しかし、脚の傷が酷く、匂いがかき消されてる可能性があった。
それに、何より里に鬼が近づくのを避けたかった。
仕方なく周囲の枝や土に血をつける様に彷徨いこうして止血を施して身を潜めるしかなかった。
森の中、あと幾ばくか時を過ごせば、夜も明ける。
とはいえ見つかるのも時間の問題。
止血をした布から滲む様に赤い染みが浮かぶ。
近くに落ちた枝をそっと掴み血の滲んだ布を巻きつけ投げる。
ガサガサ!
「!!!!」
聡く耳が音を拾ったらしく其方へと向かう足音。
洞から抜け出して一歩踏み出す毎に手近に石を拾い、明後日の方角へと投げる。
それを繰り返しながらその場を遠ざかったいく。鳥の声がまだ聞こえない。藤の花が咲いてるところまであと少し。
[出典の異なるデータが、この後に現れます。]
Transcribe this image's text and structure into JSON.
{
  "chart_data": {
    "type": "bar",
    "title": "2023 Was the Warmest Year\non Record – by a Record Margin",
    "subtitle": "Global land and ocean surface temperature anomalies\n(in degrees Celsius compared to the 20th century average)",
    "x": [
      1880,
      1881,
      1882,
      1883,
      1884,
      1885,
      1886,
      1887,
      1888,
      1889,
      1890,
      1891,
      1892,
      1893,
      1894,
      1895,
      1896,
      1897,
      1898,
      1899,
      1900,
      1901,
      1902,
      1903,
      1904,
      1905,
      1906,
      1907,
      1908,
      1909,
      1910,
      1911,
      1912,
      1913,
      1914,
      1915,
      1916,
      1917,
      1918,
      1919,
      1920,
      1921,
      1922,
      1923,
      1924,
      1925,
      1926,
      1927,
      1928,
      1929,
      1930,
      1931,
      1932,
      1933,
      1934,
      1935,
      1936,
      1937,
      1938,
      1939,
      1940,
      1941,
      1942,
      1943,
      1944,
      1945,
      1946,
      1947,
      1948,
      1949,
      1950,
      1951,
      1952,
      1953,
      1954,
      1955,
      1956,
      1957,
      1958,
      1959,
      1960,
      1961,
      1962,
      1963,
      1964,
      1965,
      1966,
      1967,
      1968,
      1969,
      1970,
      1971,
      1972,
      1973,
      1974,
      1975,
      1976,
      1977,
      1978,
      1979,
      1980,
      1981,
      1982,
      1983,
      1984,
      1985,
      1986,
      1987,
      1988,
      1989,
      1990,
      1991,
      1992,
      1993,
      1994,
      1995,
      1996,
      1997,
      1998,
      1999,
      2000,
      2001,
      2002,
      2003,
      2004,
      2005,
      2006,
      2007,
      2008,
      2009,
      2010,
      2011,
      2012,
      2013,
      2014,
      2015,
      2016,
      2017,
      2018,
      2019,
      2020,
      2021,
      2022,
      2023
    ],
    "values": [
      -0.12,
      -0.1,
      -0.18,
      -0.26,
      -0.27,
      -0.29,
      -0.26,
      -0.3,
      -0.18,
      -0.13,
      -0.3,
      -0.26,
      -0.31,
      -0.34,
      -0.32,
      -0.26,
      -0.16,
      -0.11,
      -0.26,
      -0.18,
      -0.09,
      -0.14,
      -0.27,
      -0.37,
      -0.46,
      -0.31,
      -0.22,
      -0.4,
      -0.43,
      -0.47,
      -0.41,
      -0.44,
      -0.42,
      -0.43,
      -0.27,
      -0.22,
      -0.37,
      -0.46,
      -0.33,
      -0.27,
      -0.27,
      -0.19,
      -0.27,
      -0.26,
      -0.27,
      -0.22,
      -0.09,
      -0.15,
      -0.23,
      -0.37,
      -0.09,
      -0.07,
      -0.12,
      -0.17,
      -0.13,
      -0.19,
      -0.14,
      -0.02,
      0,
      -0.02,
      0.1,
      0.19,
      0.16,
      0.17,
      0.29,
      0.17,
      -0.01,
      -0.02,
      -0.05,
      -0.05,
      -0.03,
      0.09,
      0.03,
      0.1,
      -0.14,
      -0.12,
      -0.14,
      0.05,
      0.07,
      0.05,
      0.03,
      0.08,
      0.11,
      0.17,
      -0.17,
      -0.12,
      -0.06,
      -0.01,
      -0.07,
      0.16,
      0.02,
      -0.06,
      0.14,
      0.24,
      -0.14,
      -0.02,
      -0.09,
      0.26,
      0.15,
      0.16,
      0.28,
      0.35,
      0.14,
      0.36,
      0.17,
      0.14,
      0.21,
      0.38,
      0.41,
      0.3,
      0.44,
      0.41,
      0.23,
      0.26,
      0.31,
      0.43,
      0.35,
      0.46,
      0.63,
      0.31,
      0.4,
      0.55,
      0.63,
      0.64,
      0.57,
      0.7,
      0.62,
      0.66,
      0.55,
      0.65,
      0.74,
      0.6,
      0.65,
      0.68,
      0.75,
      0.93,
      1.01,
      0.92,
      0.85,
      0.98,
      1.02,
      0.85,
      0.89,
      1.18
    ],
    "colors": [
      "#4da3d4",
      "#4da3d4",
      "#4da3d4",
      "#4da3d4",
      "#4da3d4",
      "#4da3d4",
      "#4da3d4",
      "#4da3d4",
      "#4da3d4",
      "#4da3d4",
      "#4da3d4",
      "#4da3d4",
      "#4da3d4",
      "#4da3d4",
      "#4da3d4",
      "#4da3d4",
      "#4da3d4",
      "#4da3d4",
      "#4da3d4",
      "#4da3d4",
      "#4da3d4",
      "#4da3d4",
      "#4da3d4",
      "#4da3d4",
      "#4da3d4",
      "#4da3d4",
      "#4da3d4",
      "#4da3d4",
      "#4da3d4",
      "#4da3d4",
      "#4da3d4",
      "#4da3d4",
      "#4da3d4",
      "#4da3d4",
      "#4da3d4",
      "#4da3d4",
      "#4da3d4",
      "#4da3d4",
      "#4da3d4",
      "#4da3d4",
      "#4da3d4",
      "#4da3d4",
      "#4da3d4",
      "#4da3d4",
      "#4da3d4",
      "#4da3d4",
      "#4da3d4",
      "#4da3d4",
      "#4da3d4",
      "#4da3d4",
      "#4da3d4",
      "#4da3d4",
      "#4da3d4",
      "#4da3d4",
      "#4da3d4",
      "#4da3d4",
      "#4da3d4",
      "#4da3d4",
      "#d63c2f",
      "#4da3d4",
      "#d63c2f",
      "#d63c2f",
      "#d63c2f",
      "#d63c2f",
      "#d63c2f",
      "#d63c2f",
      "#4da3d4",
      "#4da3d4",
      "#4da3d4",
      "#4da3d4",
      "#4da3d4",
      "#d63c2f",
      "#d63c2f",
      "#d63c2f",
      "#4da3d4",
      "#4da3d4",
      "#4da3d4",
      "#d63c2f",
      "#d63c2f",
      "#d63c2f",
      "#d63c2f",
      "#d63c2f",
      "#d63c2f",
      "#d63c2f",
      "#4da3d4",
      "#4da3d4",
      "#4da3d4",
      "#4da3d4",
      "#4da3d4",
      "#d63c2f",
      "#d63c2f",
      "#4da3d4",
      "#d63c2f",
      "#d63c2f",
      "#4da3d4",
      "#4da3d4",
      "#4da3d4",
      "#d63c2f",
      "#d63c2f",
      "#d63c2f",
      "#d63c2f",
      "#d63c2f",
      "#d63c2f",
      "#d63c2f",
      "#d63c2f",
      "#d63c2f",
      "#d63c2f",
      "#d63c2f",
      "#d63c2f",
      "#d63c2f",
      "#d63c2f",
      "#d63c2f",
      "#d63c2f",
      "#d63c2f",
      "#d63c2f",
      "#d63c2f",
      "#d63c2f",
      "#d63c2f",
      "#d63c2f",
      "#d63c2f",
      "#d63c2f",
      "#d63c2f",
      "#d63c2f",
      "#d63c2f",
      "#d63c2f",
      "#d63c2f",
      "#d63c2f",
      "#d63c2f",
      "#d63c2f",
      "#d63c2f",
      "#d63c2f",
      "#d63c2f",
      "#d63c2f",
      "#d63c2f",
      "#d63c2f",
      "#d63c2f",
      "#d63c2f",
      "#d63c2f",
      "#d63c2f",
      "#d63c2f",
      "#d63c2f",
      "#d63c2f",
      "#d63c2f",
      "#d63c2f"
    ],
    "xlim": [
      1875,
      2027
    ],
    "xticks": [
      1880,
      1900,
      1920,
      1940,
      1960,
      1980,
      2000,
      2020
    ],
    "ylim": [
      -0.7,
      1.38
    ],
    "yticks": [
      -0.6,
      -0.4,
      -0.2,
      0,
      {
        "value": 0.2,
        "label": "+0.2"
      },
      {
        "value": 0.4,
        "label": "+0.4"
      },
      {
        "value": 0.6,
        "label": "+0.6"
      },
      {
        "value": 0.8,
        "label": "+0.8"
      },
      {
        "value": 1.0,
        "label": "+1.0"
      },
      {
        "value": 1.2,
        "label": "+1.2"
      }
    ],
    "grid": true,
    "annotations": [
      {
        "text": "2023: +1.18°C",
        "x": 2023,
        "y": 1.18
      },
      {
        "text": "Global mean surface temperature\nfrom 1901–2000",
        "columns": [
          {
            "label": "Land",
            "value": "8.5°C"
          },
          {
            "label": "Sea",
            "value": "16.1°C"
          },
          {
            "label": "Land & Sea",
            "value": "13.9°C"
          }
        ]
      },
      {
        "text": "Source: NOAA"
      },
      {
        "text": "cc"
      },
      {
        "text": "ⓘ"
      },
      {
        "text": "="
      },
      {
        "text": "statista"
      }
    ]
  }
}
よろめきながら、歩いていくとむせ返るくらい藤の匂いがして漸く息をまともに吐き出した。
体からドッと力が抜け、藤の香りのするその場所で意識を失った。
目を覚ますと明け方で、畏多くも若様が心配して文を飛ばしてくれてたらしく、中々帰って来ない芹を、夜通し里を探してくれていた皆んなにしこたま怒られた。
そのまま引っ立てられる様にして向かった若様のいるお宿へと連れて行かれた。
若様はニコニコした優しいお顔で、乱暴に頭をぐしぐしと撫でる。眠くなって目をしょぼつかせる私に、お膝を貸してくれ、次に起きた時は師匠に背負われて里に戻った後だった。